昨日、わたしたちは主の受難の主日を記念しました。

今日は、受難の月曜日です。本日の福音朗読、ヨハネの12章は、過越祭の6日前に、ベタニアで起こった出来事を伝えています。それは、イエスがよみがえらせたラザロの姉妹のマリアが、非常に高価なナルドの香油をイエスの足に塗り、自分の髪で足を拭ったという出来事です。女性がイエスに香油を注ぎ塗るというような話は、他の福音書、マタイ、マルコ、ルカも伝えています。

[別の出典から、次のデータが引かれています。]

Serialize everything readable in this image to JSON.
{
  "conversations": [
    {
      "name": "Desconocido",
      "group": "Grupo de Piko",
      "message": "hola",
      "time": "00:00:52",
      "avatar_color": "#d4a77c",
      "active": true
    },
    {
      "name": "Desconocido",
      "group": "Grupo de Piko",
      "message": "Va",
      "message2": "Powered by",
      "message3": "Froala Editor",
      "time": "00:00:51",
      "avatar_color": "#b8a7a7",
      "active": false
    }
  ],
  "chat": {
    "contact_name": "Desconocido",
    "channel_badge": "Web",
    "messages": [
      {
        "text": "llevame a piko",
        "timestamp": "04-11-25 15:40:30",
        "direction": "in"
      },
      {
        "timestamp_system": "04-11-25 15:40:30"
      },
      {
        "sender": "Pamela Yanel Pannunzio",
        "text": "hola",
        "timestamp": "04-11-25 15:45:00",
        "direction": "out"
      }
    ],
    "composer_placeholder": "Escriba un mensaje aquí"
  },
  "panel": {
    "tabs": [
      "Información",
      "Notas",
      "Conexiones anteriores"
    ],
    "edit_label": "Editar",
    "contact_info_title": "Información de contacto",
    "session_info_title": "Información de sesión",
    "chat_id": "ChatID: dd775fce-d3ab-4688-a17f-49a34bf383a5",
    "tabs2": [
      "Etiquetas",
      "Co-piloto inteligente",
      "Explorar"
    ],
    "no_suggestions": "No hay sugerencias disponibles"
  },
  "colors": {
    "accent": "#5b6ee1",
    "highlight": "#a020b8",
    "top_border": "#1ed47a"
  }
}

この出来事を見ていた、弟子のイスカリオテのユダは言いました。
「なぜ、この香油を三百デナリオンで売って、貧しい人々に施さなかったのか。」(ヨハネ12・5)
1デナリは当時、人が働いて得る賃金、日当にあたる金額でした。ですから、300デナリと言えばほぼ1年分の収入にあたる、かなり高い金額になります。このユダの言葉には、「なるほど」と思わないわけではありません。しかし、「彼がこう言ったのは、貧しい人々のことを心にかけていたからではない。彼は盗人であって、金入れを預かっていながら、その中身をごまかしていたからである」(ヨハネ12・6)とヨハネ福音書は語ります。
ユダは、イエスから信頼されて財布を預かり、お金の出し入れを任されていました。300デナリが欲しかったのかもしれません。このときイエスは、彼女をかばって言いました。
「この人のするままにさせておきなさい。わたしの葬りの日のために、それを取って置いたのだから。貧しい人々はいつもあなたがたと一緒にいるが、わたしはいつも一緒にいるわけではない。」(ヨハネ12・7)

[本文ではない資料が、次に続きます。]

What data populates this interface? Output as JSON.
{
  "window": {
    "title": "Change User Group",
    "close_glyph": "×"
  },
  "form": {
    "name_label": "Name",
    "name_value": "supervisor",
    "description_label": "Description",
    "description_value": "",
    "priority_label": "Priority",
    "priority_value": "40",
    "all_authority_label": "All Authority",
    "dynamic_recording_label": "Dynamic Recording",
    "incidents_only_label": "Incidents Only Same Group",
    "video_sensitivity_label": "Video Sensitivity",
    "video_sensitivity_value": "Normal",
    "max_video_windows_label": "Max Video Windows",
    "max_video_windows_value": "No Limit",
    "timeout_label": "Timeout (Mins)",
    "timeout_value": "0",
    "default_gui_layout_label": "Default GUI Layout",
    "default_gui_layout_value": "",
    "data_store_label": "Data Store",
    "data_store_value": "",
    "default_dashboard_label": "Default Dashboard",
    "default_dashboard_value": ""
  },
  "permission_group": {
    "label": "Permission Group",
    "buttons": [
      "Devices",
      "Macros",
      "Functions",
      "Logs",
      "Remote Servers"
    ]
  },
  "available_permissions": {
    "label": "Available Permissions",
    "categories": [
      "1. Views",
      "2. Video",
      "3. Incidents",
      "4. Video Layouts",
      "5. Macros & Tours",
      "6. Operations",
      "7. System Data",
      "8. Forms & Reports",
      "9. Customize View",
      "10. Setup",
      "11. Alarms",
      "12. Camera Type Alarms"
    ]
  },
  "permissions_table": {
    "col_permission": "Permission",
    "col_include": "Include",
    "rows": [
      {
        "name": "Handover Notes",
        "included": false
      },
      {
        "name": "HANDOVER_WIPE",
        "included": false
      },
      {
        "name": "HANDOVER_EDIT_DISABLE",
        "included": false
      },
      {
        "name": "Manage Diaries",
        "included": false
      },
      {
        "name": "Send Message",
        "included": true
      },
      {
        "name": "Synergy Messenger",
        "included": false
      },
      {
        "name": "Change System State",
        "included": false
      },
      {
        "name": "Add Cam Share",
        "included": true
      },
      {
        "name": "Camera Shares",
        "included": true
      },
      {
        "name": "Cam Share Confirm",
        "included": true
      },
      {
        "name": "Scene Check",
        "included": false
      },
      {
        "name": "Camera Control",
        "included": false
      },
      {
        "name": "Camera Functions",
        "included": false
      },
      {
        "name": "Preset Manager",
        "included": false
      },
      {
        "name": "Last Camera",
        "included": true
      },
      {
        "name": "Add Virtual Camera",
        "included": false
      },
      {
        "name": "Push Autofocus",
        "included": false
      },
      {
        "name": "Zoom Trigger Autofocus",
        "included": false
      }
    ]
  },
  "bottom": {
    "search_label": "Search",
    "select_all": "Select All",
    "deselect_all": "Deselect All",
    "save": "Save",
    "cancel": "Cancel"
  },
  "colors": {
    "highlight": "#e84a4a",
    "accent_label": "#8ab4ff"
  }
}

イエスの十字架のときが迫っていました。マリアはそのことを感じていたのでしょうか。マリアはイエスに香油を注ぎ、自分の持っている最も大切なものをイエスに献げて、イエスの葬りの準備をすることになったのです。
この場面からわたしは、彼女のひたすらなる清い思いを感じます。なりふり構わずに、イエスの足を髪で拭うというこの行為は、非常識と思われました。しかし、彼女は自分の行いが周りにはどう映るかということなど、全く気にはしていませんでした。

他方、ユダの態度はマリアとは対照的です。ヨハネ福音書は、「彼は盗人であって、金入れを預かっていながら、その中身をごまかしていたからである」(ヨハネ12・6)と述べています。彼は、盗人、ごまかす人、うわべは貧しい人を思いやるように装っているが、心の中は強欲な人、とされています。

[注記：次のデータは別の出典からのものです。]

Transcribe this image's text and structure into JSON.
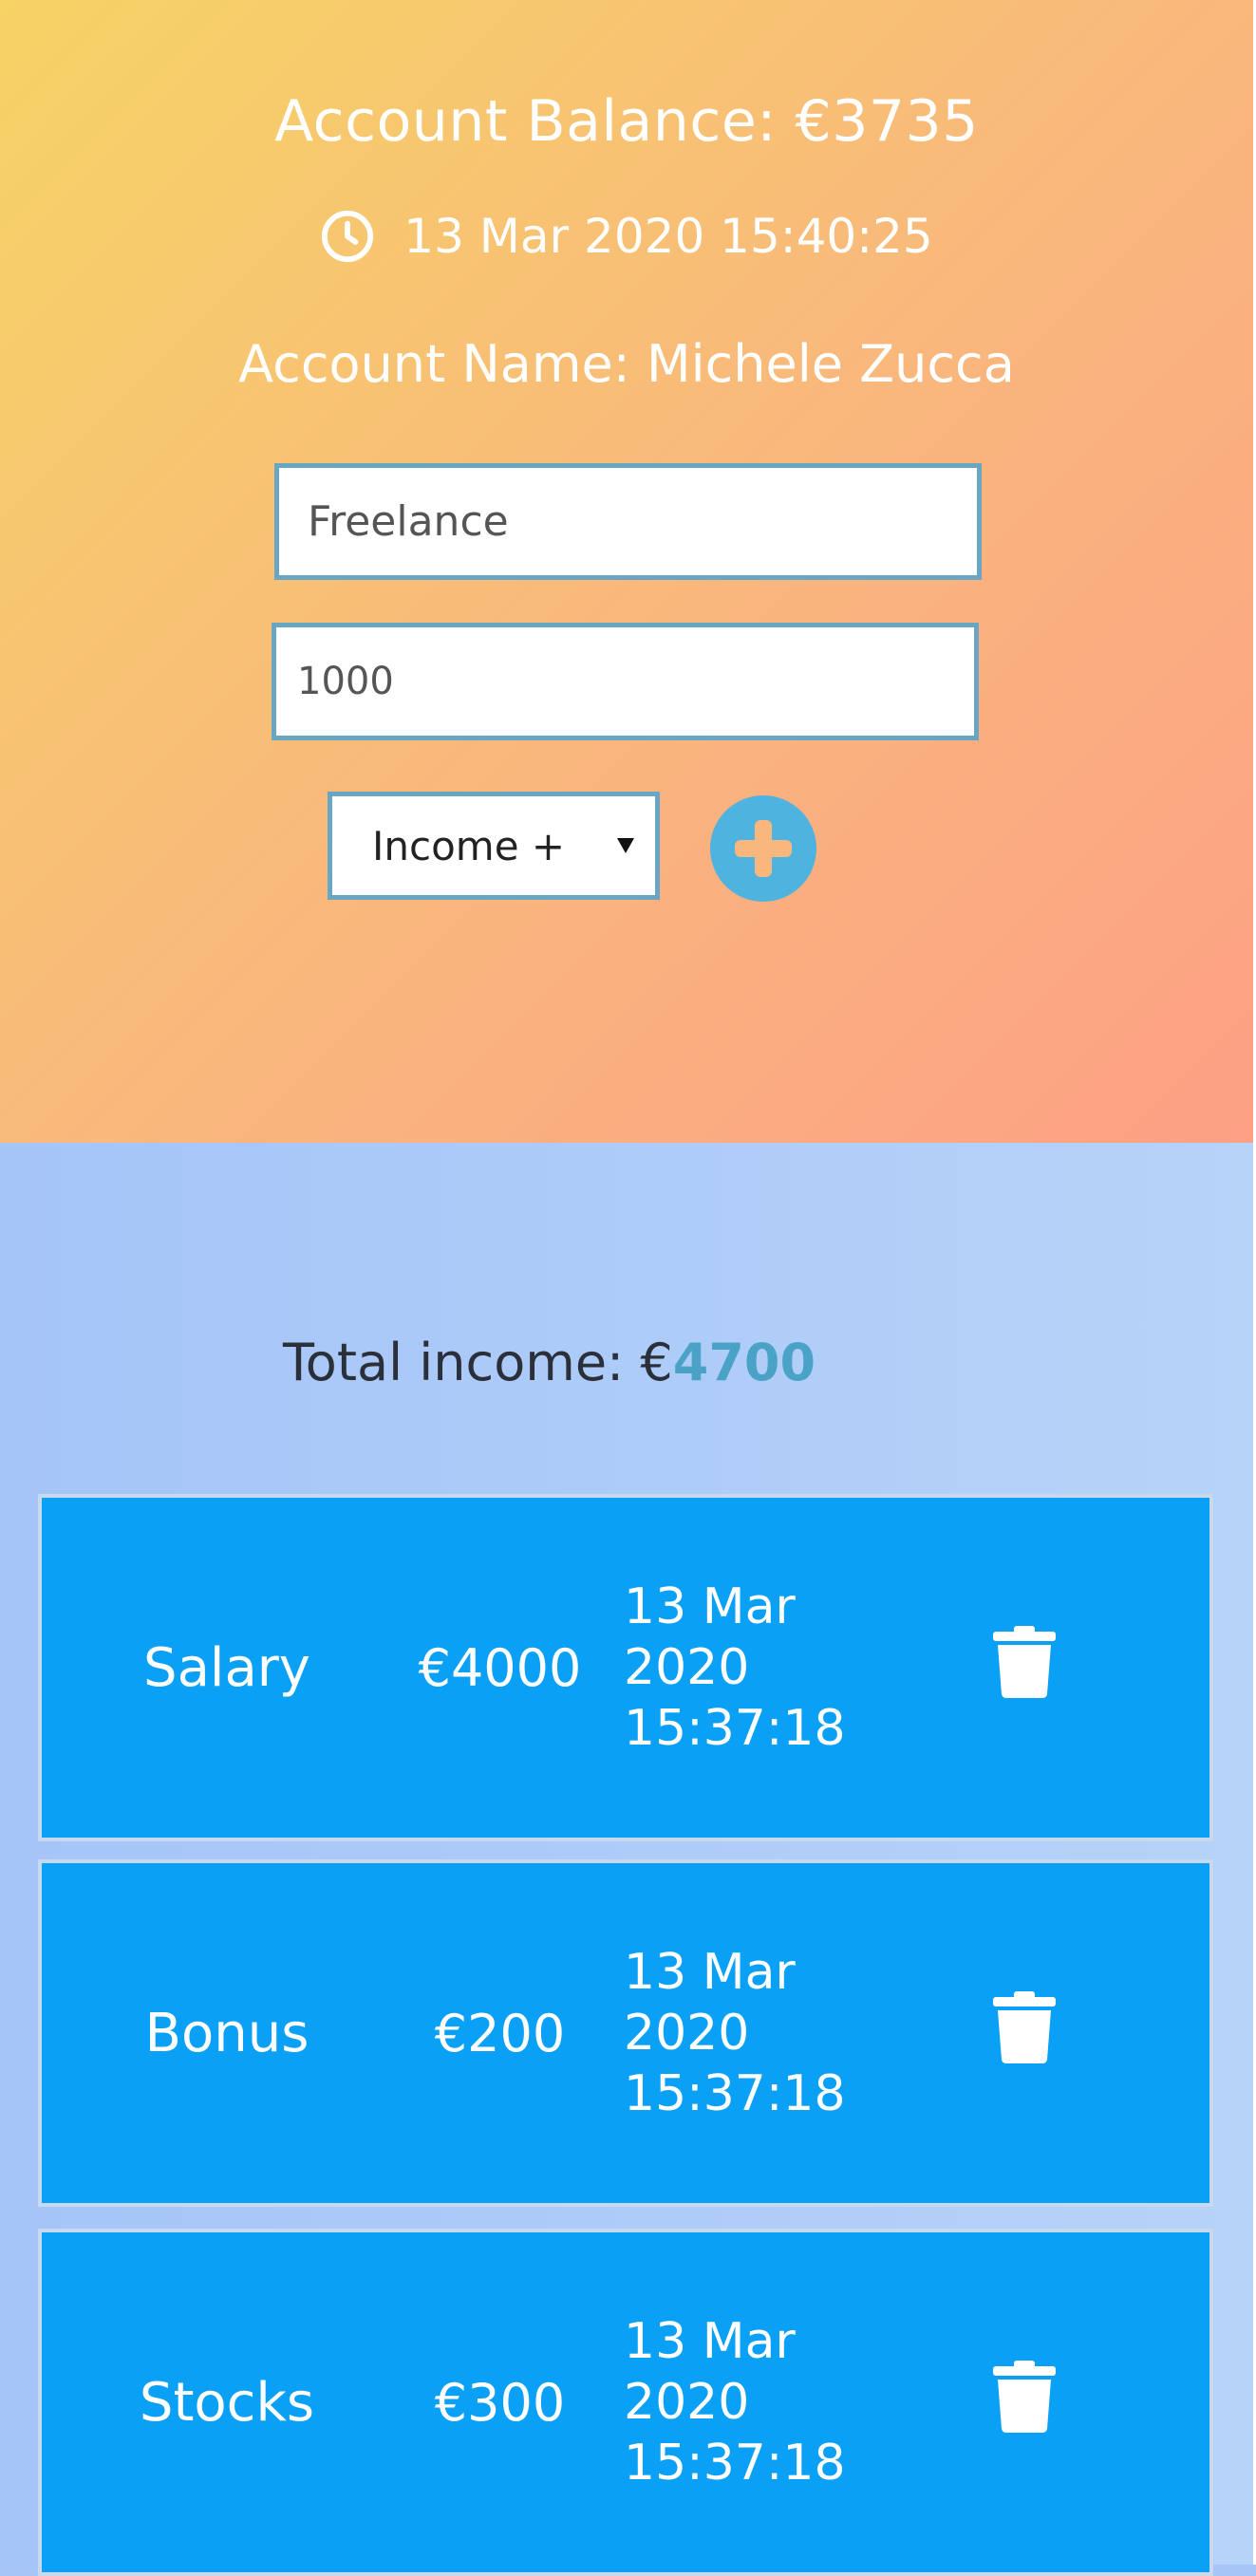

今日、聖週間の月曜日、復活祭へ向かって歩むわたしたちの心はどうでしょうか。わたしは、自分自身について言えば、ユダの心がわからないわけではない、ユダの心が自分にもあると感じます。マリアの清い心に惹かれながら、ユダの心との間で揺れているような自分を見ます。

乱れた心を神が浄めてくださいますよう、聖霊に祈ります。

聖書朗読箇所

第一朗読 イザヤ書 42:1-7
福音朗読 ヨハネによる福音書 12:1-11
(本文)
過越祭の六日前に、イエスはベタニアに行かれた。そこには、イエスが死者の中からよみがえらせたラザロがいた。イエスのためにそこで夕食が用意され、マルタは給仕をしていた。ラザロは、イエスと共に食事の席に着いた人々の中にいた。そのとき、マリアが純粋で非常に高価なナルドの香油を一リトラ持って来て、イエスの足に塗り、自分の髪でその足をぬぐった。家は香油の香りでいっぱいになった。弟子の一人で、後にイエスを裏切るイスカリオテのユダが言った。「なぜ、この香油を三百デナリオンで売って、貧しい人々に施さなかったのか。」彼がこう言ったのは、貧しい人々のことを心にかけていたからではない。彼は盗人であって、金入れを預かっていながら、その中身をごまかしていたからである。イエスは言われた。「この人のするままにさせておきなさい。わたしの葬りの日のために、それを取って置いたのだから。貧しい人々はいつもあなたがたと一緒にいるが、わたしはいつも一緒にいるわけではない。」
イエスがそこにおられるのを知って、ユダヤ人の大群衆がやって来た。それはイエスだけが目当てではなく、イエスが死者の中からよみがえらせたラザロを見るためでもあった。祭司長たちはラザロをも殺そうと謀った。多くのユダヤ人がラザロのことで離れて行って、イエスを信じるようになったからである。